Les enfants ne peuvent être complètement déshérités par leurs parents puisque, héritiers réservataires, ils conservent obligatoirement une partie de la succession. Une réserve dont l’importance varie selon le nombre d’enfants. Seule peut être léguée la quotité disponible c’est à dire la partie restante. Est également prohibé (article 1130 du Code civil) le pacte sur succession future. On ne peut donc renoncer par avance à une succession non encore ouverte, même par contrat de mariage, ni vendre la succession d’une personne vivante, malgré son consentement. On ne peut non plus transmettre les droits que l’on détiendra dans la succession d’une autre personne.
Le législateur voulait protéger les donateurs contre des décisions qu’ils pourraient regretter, leur patrimoine étant susceptible d’évolution. Cette prohibition comporte une exception notoire puisqu’elle ne concerne pas les donations-partages qui organisent pourtant le futur partage des biens entre les héritiers. Un contrat de mariage peut prévoir une clause d’attribution d’un bien à un époux survivant. Dans le cas de communauté universelle il est prévu que toute la communauté sera transmise au survivant. Le testament ressemble aussi à un pacte sur succession future, mais il est révocable à tout moment. La tontine, considérée comme contrat aléatoire ne pose pas de problème.
anticipation de la gestion d’héritage
Pour libéraliser un peu plus les accords post-mortem deux réformes modernisant le régime patrimonial, votées en 2006 et 2007, ont créé le pacte successoral. En le signant, un ou plusieurs héritiers réservataires renoncent par avance à exercer leur demande de part minimale de la succession qui leur reviendra théoriquement. En somme ils s’obligent à ne pas demander en justice l’action de réduction normalement prévue par la loi pour éviter aux héritiers d’être lésés.
Cette formule s’adapte aux familles constituées par des membres ayant de grandes différences dans leur train de vie, permettant ainsi de verser une part plus importante d’héritage au plus pauvre ou à celui qui serait handicapé.

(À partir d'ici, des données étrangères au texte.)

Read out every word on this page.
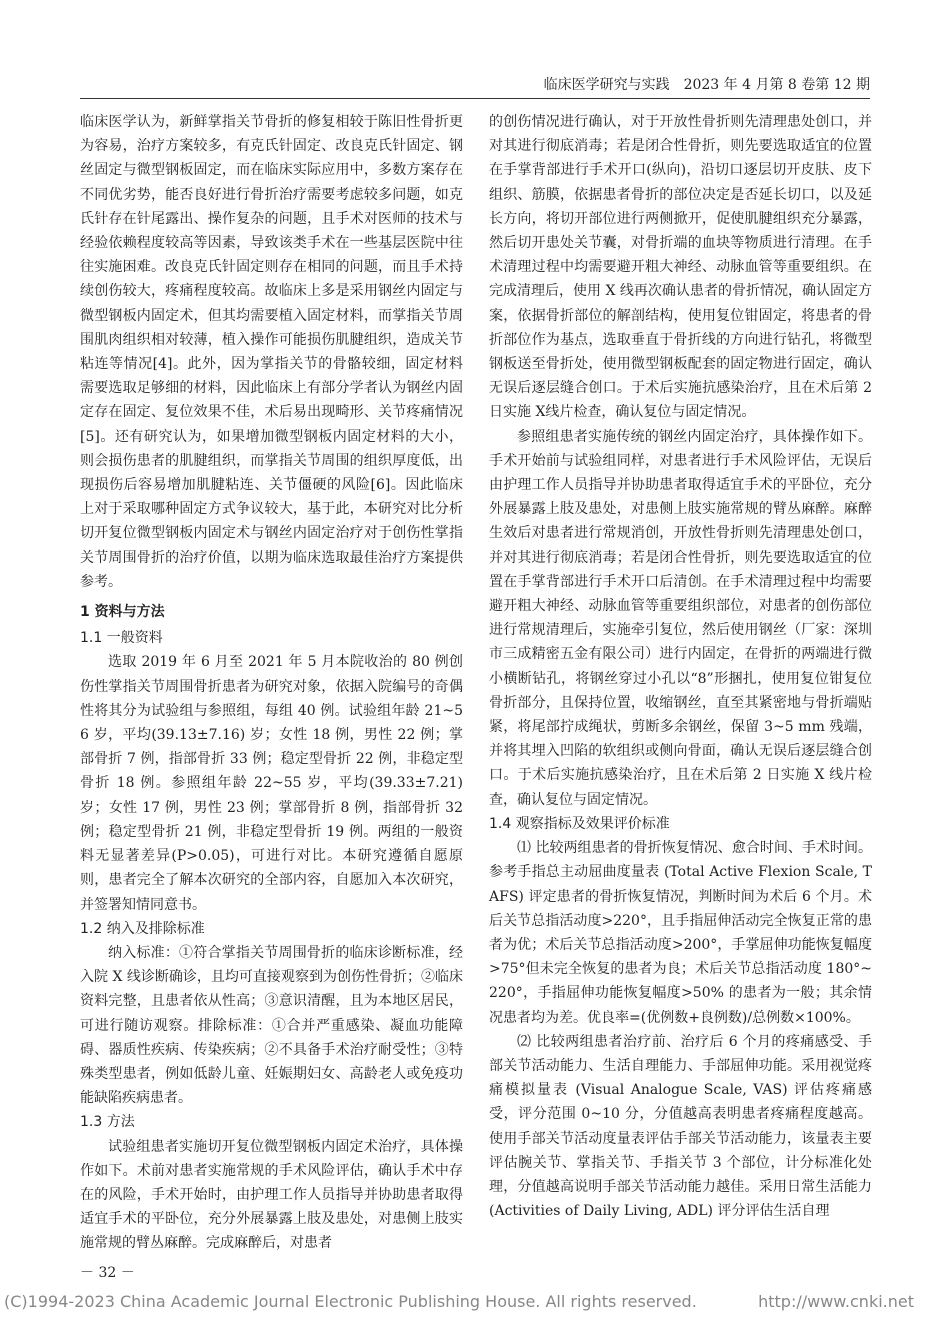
临床医学研究与实践　2023 年 4 月第 8 卷第 12 期

临床医学认为，新鲜掌指关节骨折的修复相较于陈旧性骨折更为容易，治疗方案较多，有克氏针固定、改良克氏针固定、钢丝固定与微型钢板固定，而在临床实际应用中，多数方案存在不同优劣势，能否良好进行骨折治疗需要考虑较多问题，如克氏针存在针尾露出、操作复杂的问题，且手术对医师的技术与经验依赖程度较高等因素，导致该类手术在一些基层医院中往往实施困难。改良克氏针固定则存在相同的问题，而且手术持续创伤较大，疼痛程度较高。故临床上多是采用钢丝内固定与微型钢板内固定术，但其均需要植入固定材料，而掌指关节周围肌肉组织相对较薄，植入操作可能损伤肌腱组织，造成关节粘连等情况[4]。此外，因为掌指关节的骨骼较细，固定材料需要选取足够细的材料，因此临床上有部分学者认为钢丝内固定存在固定、复位效果不佳，术后易出现畸形、关节疼痛情况[5]。还有研究认为，如果增加微型钢板内固定材料的大小，则会损伤患者的肌腱组织，而掌指关节周围的组织厚度低，出现损伤后容易增加肌腱粘连、关节僵硬的风险[6]。因此临床上对于采取哪种固定方式争议较大，基于此，本研究对比分析切开复位微型钢板内固定术与钢丝内固定治疗对于创伤性掌指关节周围骨折的治疗价值，以期为临床选取最佳治疗方案提供参考。

1 资料与方法
1.1 一般资料

选取 2019 年 6 月至 2021 年 5 月本院收治的 80 例创伤性掌指关节周围骨折患者为研究对象，依据入院编号的奇偶性将其分为试验组与参照组，每组 40 例。试验组年龄 21~56 岁，平均(39.13±7.16) 岁；女性 18 例，男性 22 例；掌部骨折 7 例，指部骨折 33 例；稳定型骨折 22 例，非稳定型骨折 18 例。参照组年龄 22~55 岁，平均(39.33±7.21) 岁；女性 17 例，男性 23 例；掌部骨折 8 例，指部骨折 32 例；稳定型骨折 21 例，非稳定型骨折 19 例。两组的一般资料无显著差异(P>0.05)，可进行对比。本研究遵循自愿原则，患者完全了解本次研究的全部内容，自愿加入本次研究，并签署知情同意书。

1.2 纳入及排除标准

纳入标准：①符合掌指关节周围骨折的临床诊断标准，经入院 X 线诊断确诊，且均可直接观察到为创伤性骨折；②临床资料完整，且患者依从性高；③意识清醒，且为本地区居民，可进行随访观察。排除标准：①合并严重感染、凝血功能障碍、器质性疾病、传染疾病；②不具备手术治疗耐受性；③特殊类型患者，例如低龄儿童、妊娠期妇女、高龄老人或免疫功能缺陷疾病患者。

1.3 方法

试验组患者实施切开复位微型钢板内固定术治疗，具体操作如下。术前对患者实施常规的手术风险评估，确认手术中存在的风险，手术开始时，由护理工作人员指导并协助患者取得适宜手术的平卧位，充分外展暴露上肢及患处，对患侧上肢实施常规的臂丛麻醉。完成麻醉后，对患者

的创伤情况进行确认，对于开放性骨折则先清理患处创口，并对其进行彻底消毒；若是闭合性骨折，则先要选取适宜的位置在手掌背部进行手术开口(纵向)，沿切口逐层切开皮肤、皮下组织、筋膜，依据患者骨折的部位决定是否延长切口，以及延长方向，将切开部位进行两侧掀开，促使肌腱组织充分暴露，然后切开患处关节囊，对骨折端的血块等物质进行清理。在手术清理过程中均需要避开粗大神经、动脉血管等重要组织。在完成清理后，使用 X 线再次确认患者的骨折情况，确认固定方案，依据骨折部位的解剖结构，使用复位钳固定，将患者的骨折部位作为基点，选取垂直于骨折线的方向进行钻孔，将微型钢板送至骨折处，使用微型钢板配套的固定物进行固定，确认无误后逐层缝合创口。于术后实施抗感染治疗，且在术后第 2 日实施 X线片检查，确认复位与固定情况。

参照组患者实施传统的钢丝内固定治疗，具体操作如下。手术开始前与试验组同样，对患者进行手术风险评估，无误后由护理工作人员指导并协助患者取得适宜手术的平卧位，充分外展暴露上肢及患处，对患侧上肢实施常规的臂丛麻醉。麻醉生效后对患者进行常规消创，开放性骨折则先清理患处创口，并对其进行彻底消毒；若是闭合性骨折，则先要选取适宜的位置在手掌背部进行手术开口后清创。在手术清理过程中均需要避开粗大神经、动脉血管等重要组织部位，对患者的创伤部位进行常规清理后，实施牵引复位，然后使用钢丝（厂家：深圳市三成精密五金有限公司）进行内固定，在骨折的两端进行微小横断钻孔，将钢丝穿过小孔以“8”形捆扎，使用复位钳复位骨折部分，且保持位置，收缩钢丝，直至其紧密地与骨折端贴紧，将尾部拧成绳状，剪断多余钢丝，保留 3~5 mm 残端，并将其埋入凹陷的软组织或侧向骨面，确认无误后逐层缝合创口。于术后实施抗感染治疗，且在术后第 2 日实施 X 线片检查，确认复位与固定情况。

1.4 观察指标及效果评价标准

⑴ 比较两组患者的骨折恢复情况、愈合时间、手术时间。参考手指总主动屈曲度量表 (Total Active Flexion Scale, TAFS) 评定患者的骨折恢复情况，判断时间为术后 6 个月。术后关节总指活动度>220°，且手指屈伸活动完全恢复正常的患者为优；术后关节总指活动度>200°，手掌屈伸功能恢复幅度>75°但未完全恢复的患者为良；术后关节总指活动度 180°~220°，手指屈伸功能恢复幅度>50% 的患者为一般；其余情况患者均为差。优良率=(优例数+良例数)/总例数×100%。

⑵ 比较两组患者治疗前、治疗后 6 个月的疼痛感受、手部关节活动能力、生活自理能力、手部屈伸功能。采用视觉疼痛模拟量表 (Visual Analogue Scale, VAS) 评估疼痛感受，评分范围 0~10 分，分值越高表明患者疼痛程度越高。使用手部关节活动度量表评估手部关节活动能力，该量表主要评估腕关节、掌指关节、手指关节 3 个部位，计分标准化处理，分值越高说明手部关节活动能力越佳。采用日常生活能力 (Activities of Daily Living, ADL) 评分评估生活自理

－ 32 －
(C)1994-2023 China Academic Journal Electronic Publishing House. All rights reserved.	http://www.cnki.net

Cette anticipation de la gestion de l’héritage au moyen du pacte successoral s’accompagne forcément d’un accord négocié entre futurs héritiers car elle ne peut être imposée et doit faire l’objet d’un contrat signé par toutes les parties.
Le pacte successoral peut porter sur toute la réserve ou seulement sur une partie de celle-ci, le solde restant intangible. Il peut aussi s’appliquer à un bien déterminé et être aussi utilisé dans le cadre d’une transmission d’entreprise. Pour assurer la stabilité de celle-ci un des enfant sera désigné comme futur repreneur. Ses frères et sœurs s’engagent à ne pas remettre en cause cette décision quand surviendra le décès.
La réforme a aussi prévu le mandat posthume. Il permet à un chef d’entreprise de céder celle-ci à ses enfants lorsque ceux-ci n’ont pas encore l’âge suffisant pour la faire tourner, et de désigner un collaborateur qui s’en chargera jusqu’au moment où les enfants pourront prendre la relève.
deux notaires
Le pacte successoral, sur lequel on ne peut revenir, n’est pas sans risques car les enfants peuvent un jour déplorer leur abandon de réserve. Pour éviter toute contestation la concrétisation du pacte s’accompagne donc d’un sérieux formalisme, celui d’un acte authentique signé en présence du renonçant et de deux notaires, l’un d’eux étant désigné par le Président de la Chambre des notaires. L’un et l’autre agissant personnellement et ne pouvant déléguer à un clerc. La présence de ces officiers ministériels permet de vérifier que les contractants n’ont pas subi de pressions. Les bénéficiaires de la renonciation ne doivent pas être présents, en revanche il faut les désigner nommément dans le document.
Si plusieurs enfants renoncent en même temps, il sera établi un seul acte, mais signé séparément en présence à chaque fois des deux notaires, tenus de les informer de l’importance de l’acte qu’ils s’apprêtent à souscrire.
Le futur défunt (de cujus) doit accepter la ou les renonciations anticipées, lesquelles ne peuvent donner naissance à une libéralité au profit du ou des renonçants.